Est-ce que tu as commencé comme musicien ?
J’ai fait mes débuts en tant que bassiste, mais je n’avais que 16 ans quand on m’a proposé un job en studio. J’ai commencé comme opérateur magnéto dans les studios de la maison de disques Phonogram. Il y avait un studio et deux cabines de copie pour la maison de disques. Je crois qu’on était onze à travailler là-bas, ce qui était ridicule. Nous avions trois techniciens à plein temps qui rentraient en banlieue dès six heures chaque soir. J’étais vraiment opérateur magnéto, probablement plus que n’importe qui d’autre dans le métier parce ce studio où je travaillais était le dernier au monde à disposer d’une régie machines séparée. Il y avait la cabine d’écoute [Ndt : Control room] et ma régie qui s’appelait Room B.
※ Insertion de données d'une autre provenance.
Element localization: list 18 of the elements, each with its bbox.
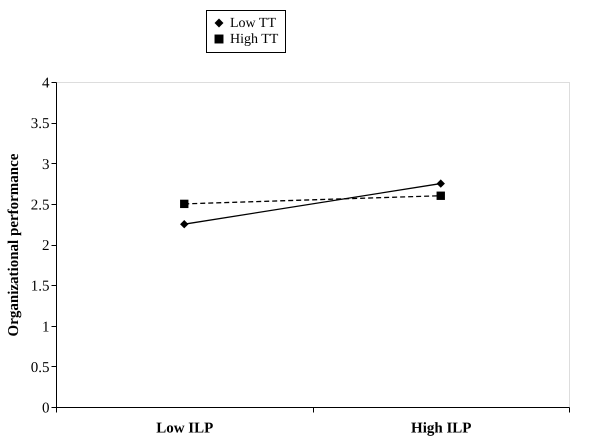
y-tick-label: 3.5 [30,116,50,132]
point [436,192,445,200]
y-tick-label: 1 [42,319,50,336]
y-axis-title: Organizational performance [6,153,22,336]
x-tick-label: High ILP [411,420,472,436]
point [436,179,445,188]
y-tick-label: 0 [42,400,50,416]
y-tick-label: 3 [42,156,50,173]
y-tick-label: 1.5 [30,278,50,295]
legend-label: High TT [230,32,279,47]
y-tick-label: 0.5 [30,360,50,376]
legend-label: Low TT [230,16,276,31]
point [180,200,188,208]
point [180,220,188,228]
x-tick-label: Low ILP [156,420,214,436]
y-tick-label: 2.5 [30,197,50,214]
y-tick-label: 4 [42,76,50,92]
y-tick-label: 2 [42,238,50,254]
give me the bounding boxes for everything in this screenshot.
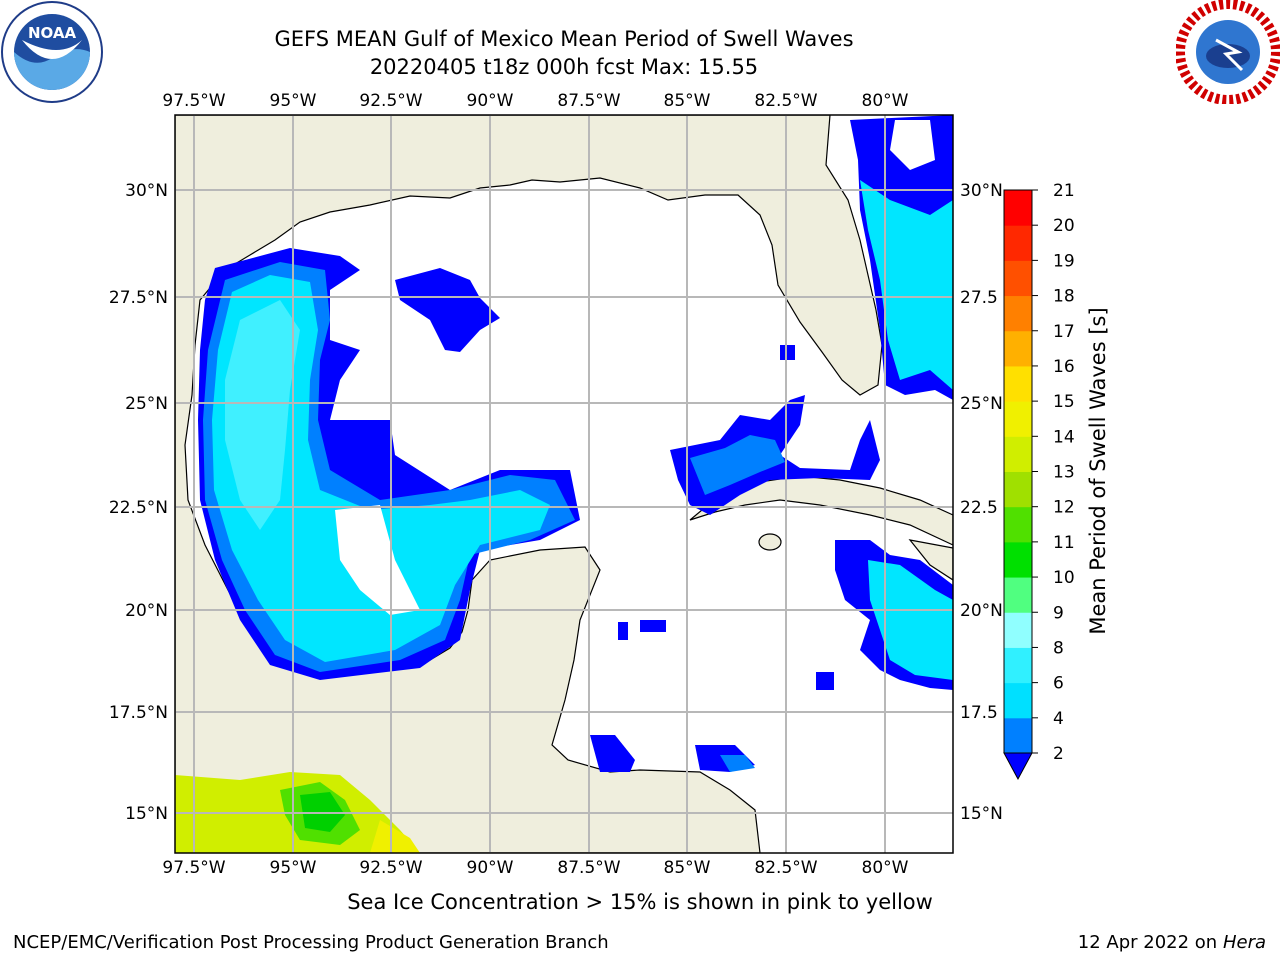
swell-blob bbox=[590, 735, 635, 772]
swell-west-white-pocket bbox=[335, 505, 420, 615]
colorbar-tick-label: 21 bbox=[1053, 181, 1075, 201]
lat-label-right: 15°N bbox=[960, 804, 1003, 824]
lat-label-right: 20°N bbox=[960, 601, 1003, 621]
swell-atlantic-cyan bbox=[860, 180, 953, 390]
lon-label-bottom: 97.5°W bbox=[162, 858, 225, 878]
colorbar-extend-min bbox=[1003, 752, 1033, 781]
credit-date: 12 Apr 2022 on bbox=[1077, 932, 1223, 953]
colorbar-segment bbox=[1004, 295, 1032, 332]
lat-label-left: 25°N bbox=[125, 394, 168, 414]
lat-label-right: 25°N bbox=[960, 394, 1003, 414]
colorbar-segment bbox=[1004, 541, 1032, 578]
credit-left: NCEP/EMC/Verification Post Processing Pr… bbox=[13, 932, 609, 953]
colorbar-segment bbox=[1004, 577, 1032, 613]
colorbar-segment bbox=[1004, 682, 1032, 719]
colorbar-tick-label: 2 bbox=[1053, 744, 1064, 764]
lon-label-bottom: 90°W bbox=[467, 858, 514, 878]
colorbar-segment bbox=[1004, 190, 1032, 226]
colorbar-tick-label: 18 bbox=[1053, 287, 1075, 307]
land-hispaniola bbox=[908, 539, 953, 581]
noaa-logo: NOAA bbox=[1, 1, 103, 103]
map-grid bbox=[175, 115, 953, 853]
colorbar-label: Mean Period of Swell Waves [s] bbox=[1086, 307, 1110, 634]
lon-label-bottom: 85°W bbox=[664, 858, 711, 878]
colorbar-tick-label: 14 bbox=[1053, 427, 1075, 447]
lon-label-top: 97.5°W bbox=[162, 91, 225, 111]
lat-label-right: 27.5 bbox=[960, 288, 998, 308]
sea-ice-note: Sea Ice Concentration > 15% is shown in … bbox=[347, 890, 933, 914]
colorbar-tick-label: 12 bbox=[1053, 498, 1075, 518]
swell-carib-cyan bbox=[868, 560, 953, 680]
lon-label-top: 95°W bbox=[270, 91, 317, 111]
lon-label-top: 80°W bbox=[862, 91, 909, 111]
lat-label-left: 15°N bbox=[125, 804, 168, 824]
swell-atlantic-white bbox=[890, 120, 935, 170]
colorbar-tick-label: 19 bbox=[1053, 251, 1075, 271]
colorbar-tick-label: 4 bbox=[1053, 709, 1064, 729]
land-isle bbox=[758, 533, 782, 551]
lon-label-bottom: 92.5°W bbox=[359, 858, 422, 878]
lat-label-left: 17.5°N bbox=[109, 703, 168, 723]
credit-host: Hera bbox=[1222, 932, 1266, 953]
swell-pacific-yellow bbox=[370, 820, 420, 853]
lon-label-bottom: 95°W bbox=[270, 858, 317, 878]
colorbar-segment bbox=[1004, 330, 1032, 367]
colorbar-tick-label: 8 bbox=[1053, 638, 1064, 658]
chart-subtitle: 20220405 t18z 000h fcst Max: 15.55 bbox=[369, 55, 759, 79]
colorbar-tick-label: 10 bbox=[1053, 568, 1075, 588]
colorbar-segment bbox=[1004, 225, 1032, 261]
swell-blob bbox=[720, 755, 755, 772]
colorbar-tick-label: 17 bbox=[1053, 322, 1075, 342]
colorbar-segment bbox=[1004, 647, 1032, 684]
swell-blob bbox=[640, 620, 666, 632]
lat-label-left: 27.5°N bbox=[109, 288, 168, 308]
lat-label-left: 22.5°N bbox=[109, 498, 168, 518]
credit-right: 12 Apr 2022 on Hera bbox=[1078, 932, 1266, 953]
colorbar-tick-label: 13 bbox=[1053, 463, 1075, 483]
lon-label-top: 85°W bbox=[664, 91, 711, 111]
colorbar-segment bbox=[1004, 717, 1032, 754]
colorbar-segment bbox=[1004, 506, 1032, 543]
swell-west-lightcyan bbox=[225, 300, 300, 530]
colorbar-segment bbox=[1004, 365, 1032, 402]
map-frame bbox=[174, 114, 954, 854]
lat-label-right: 17.5 bbox=[960, 703, 998, 723]
colorbar-tick-label: 9 bbox=[1053, 603, 1064, 623]
lon-label-bottom: 82.5°W bbox=[754, 858, 817, 878]
colorbar-segment bbox=[1004, 471, 1032, 508]
lat-label-right: 22.5 bbox=[960, 498, 998, 518]
colorbar-tick-label: 11 bbox=[1053, 533, 1075, 553]
colorbar-tick-label: 16 bbox=[1053, 357, 1075, 377]
swell-blob bbox=[816, 672, 834, 690]
chart-title: GEFS MEAN Gulf of Mexico Mean Period of … bbox=[274, 27, 854, 51]
lon-label-top: 90°W bbox=[467, 91, 514, 111]
svg-text:NOAA: NOAA bbox=[28, 24, 77, 42]
lon-label-top: 92.5°W bbox=[359, 91, 422, 111]
lat-label-left: 20°N bbox=[125, 601, 168, 621]
lon-label-top: 87.5°W bbox=[557, 91, 620, 111]
colorbar-tick-label: 6 bbox=[1053, 674, 1064, 694]
lon-label-top: 82.5°W bbox=[754, 91, 817, 111]
lat-label-left: 30°N bbox=[125, 181, 168, 201]
lat-label-right: 30°N bbox=[960, 181, 1003, 201]
colorbar-segment bbox=[1004, 401, 1032, 437]
colorbar-tick-label: 20 bbox=[1053, 216, 1075, 236]
swell-blob bbox=[618, 622, 628, 640]
colorbar-segment bbox=[1004, 260, 1032, 297]
swell-central-patch bbox=[395, 268, 500, 352]
nws-logo bbox=[1176, 0, 1280, 104]
colorbar-segment bbox=[1004, 436, 1032, 472]
swell-cuba-north-mid bbox=[690, 435, 785, 495]
colorbar: 2 4 6 8 9 10 11 12 13 14 15 16 17 18 19 20 21 bbox=[1003, 181, 1075, 781]
colorbar-segment bbox=[1004, 612, 1032, 648]
swell-blob bbox=[780, 345, 795, 360]
colorbar-tick-label: 15 bbox=[1053, 392, 1075, 412]
swell-west-cyan bbox=[212, 275, 550, 662]
lon-label-bottom: 80°W bbox=[862, 858, 909, 878]
lon-label-bottom: 87.5°W bbox=[557, 858, 620, 878]
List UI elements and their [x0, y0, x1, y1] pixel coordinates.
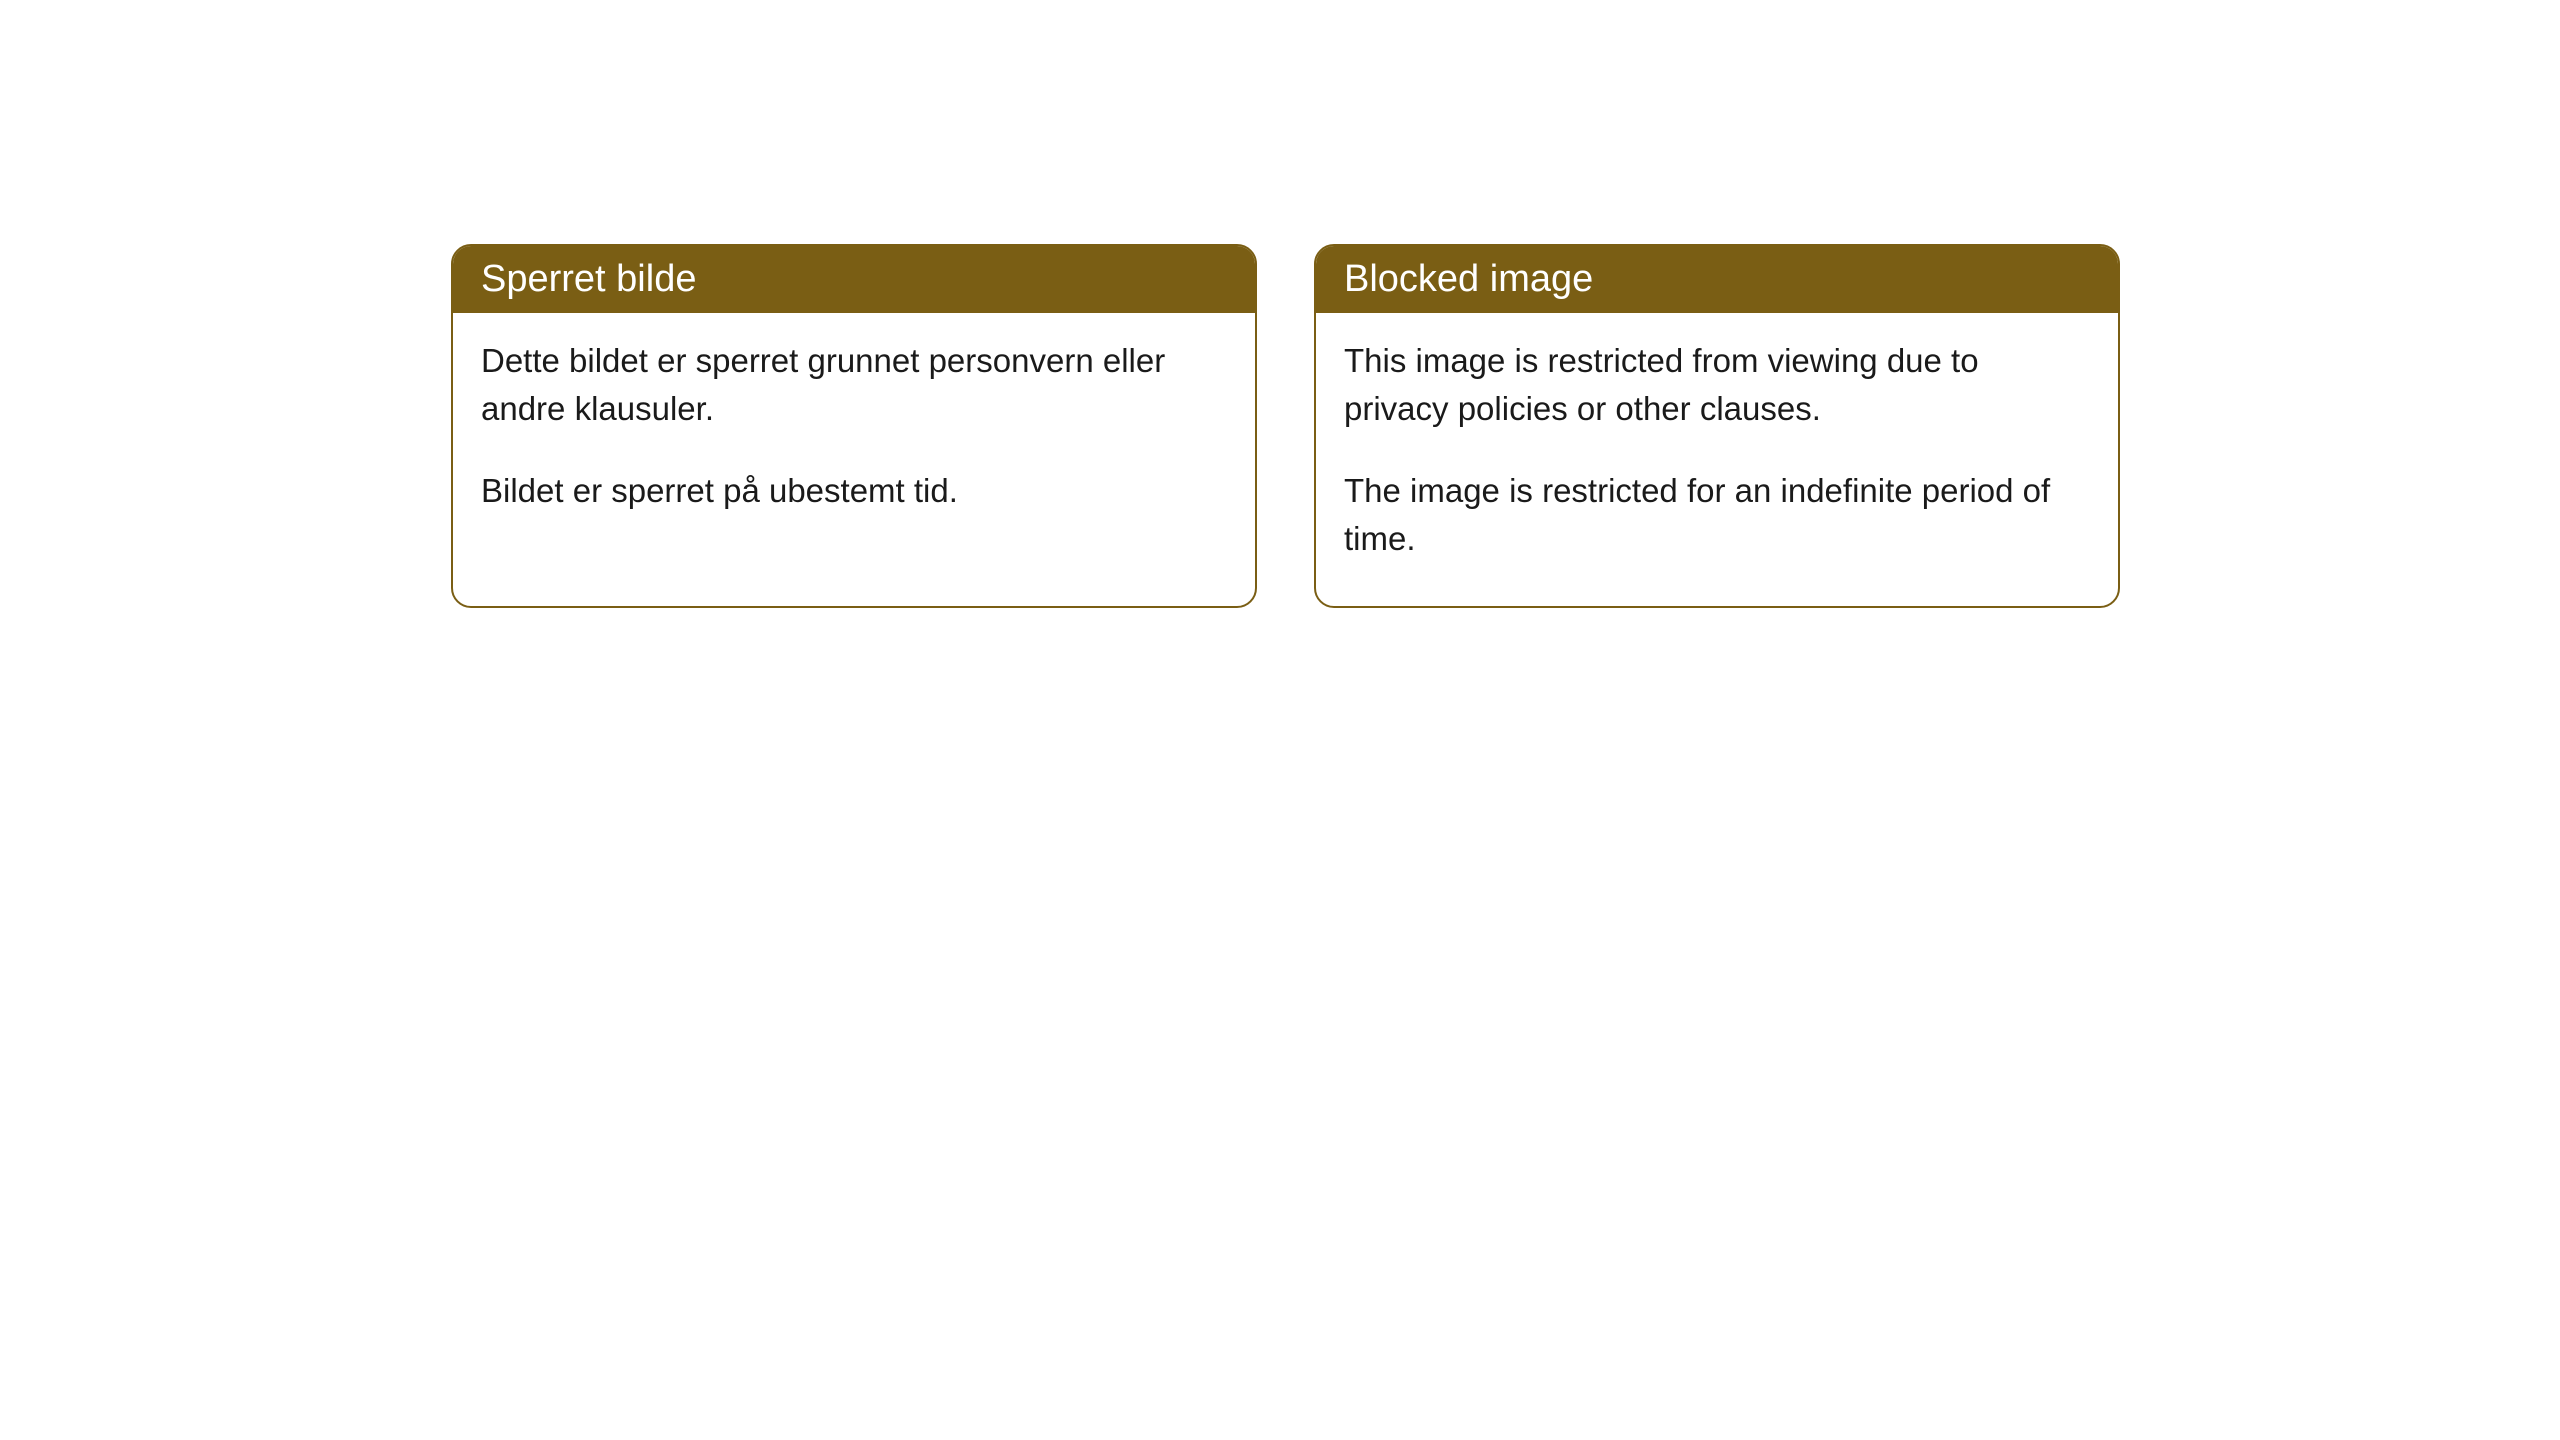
card-body: Dette bildet er sperret grunnet personve… [453, 313, 1255, 559]
notice-card-norwegian: Sperret bilde Dette bildet er sperret gr… [451, 244, 1257, 608]
card-body: This image is restricted from viewing du… [1316, 313, 2118, 606]
card-paragraph: The image is restricted for an indefinit… [1344, 467, 2090, 563]
card-header: Sperret bilde [453, 246, 1255, 313]
notice-card-english: Blocked image This image is restricted f… [1314, 244, 2120, 608]
card-title: Blocked image [1344, 258, 1593, 300]
card-paragraph: Bildet er sperret på ubestemt tid. [481, 467, 1227, 515]
card-header: Blocked image [1316, 246, 2118, 313]
card-title: Sperret bilde [481, 258, 696, 300]
notice-card-container: Sperret bilde Dette bildet er sperret gr… [451, 244, 2120, 608]
card-paragraph: Dette bildet er sperret grunnet personve… [481, 337, 1227, 433]
card-paragraph: This image is restricted from viewing du… [1344, 337, 2090, 433]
J’avais un petit moniteur Auratone, un micro à col de cygne sur la console et une fenêtre qui me permettait de voir l’ingénieur quand je levais les yeux. J’étais assis à côté du magnéto à bande et l’ingénieur me donnait les ordres Start et Stop. On appelait les entrées en enregistrement à la volée des « Entrées sur ordre ». Je restais assis là pendant des heures, des jours entiers, et je rembobinais. Je ne pouvais jamais participer aux discussions de la cabine d’écoute. Quand ils faisaient une blague de l’autre côté de la vitre, ils ne voulaient pas être dérangés par mon interphone. Je devais rester humble. Je devais rester assis à écouter la bande, et à la fin du morceau, quand je me disais « hum, ils voudront probablement refaire le second couplet », je rembobinais jusqu’au début du second couplet et calais la bande. De l’autre côté de la vitre, ils discutaient puis lâchaient « OK, on peut refaire le second couplet ? ». Bingo ! Je voulais être le pistolero le plus rapide de l’ouest. Il faut dire que le boulot était tellement simple. C’est vraiment tout ce que j’ai fait. Je commandais le magnéto 2 pistes au mixage. Je contrôlais aussi les autres magnétos 2 pistes pour les delays et ce genre de choses. On envoyait toujours la reverb à plaque EMT dans un delay à bande 15 ips (Ndt : ips = pouces par seconde).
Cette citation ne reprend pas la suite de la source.